Two studies compared different frequencies or different forms of hyaluronic acid with each other in participants with CMC OA. The first study (n = 42, high risk of bias) compared a single injection of hyaluronic acid with either 2- or 3-weekly injections [28, 29]. Pain on VAS improved only in both groups with multiple injections and not in the group with a single injection, although no between-group differences were found after 12 weeks [mean (SD) score on a 100-mm VAS after 12 weeks of 43.1 (22.8) vs. 39.5 (28.6) vs. 29.8 (21.9), respectively, for one, two or three injections]. Minor adverse events were observed in 30 % of participants in all treatment groups, involving local pain, swelling, heat and/or redness, which subsided within several hours to days.
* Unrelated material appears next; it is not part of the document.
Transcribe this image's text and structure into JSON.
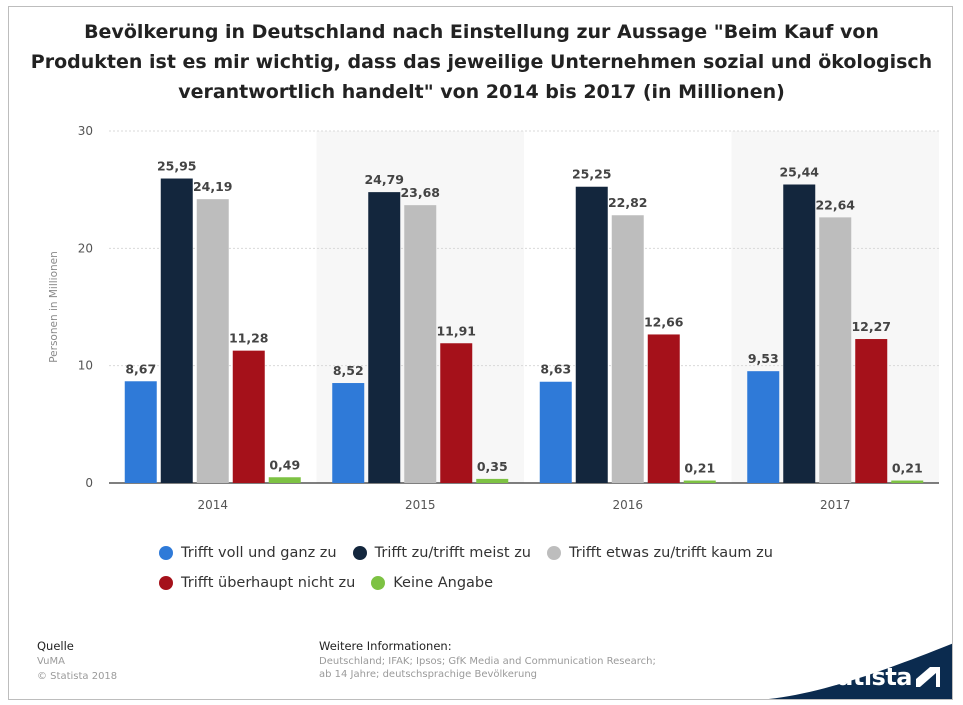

The second study (n = 80, unclear risk of bias) compared hyaluronic acid with a low molecular weight with that with a high molecular weight [25]. Pain on VAS improved in both treatment groups, although no between-group differences were found after 12 weeks [mean (SD) score on a 10-cm VAS after 12 weeks of 4.23 (2.90) vs. 4.03 (2.56), respectively, for the low versus high molecular weight fluid]. Minor side effects were observed in both groups, including mild pain and/or ecchymosis in the injection site (exact numbers per treatment group not specified).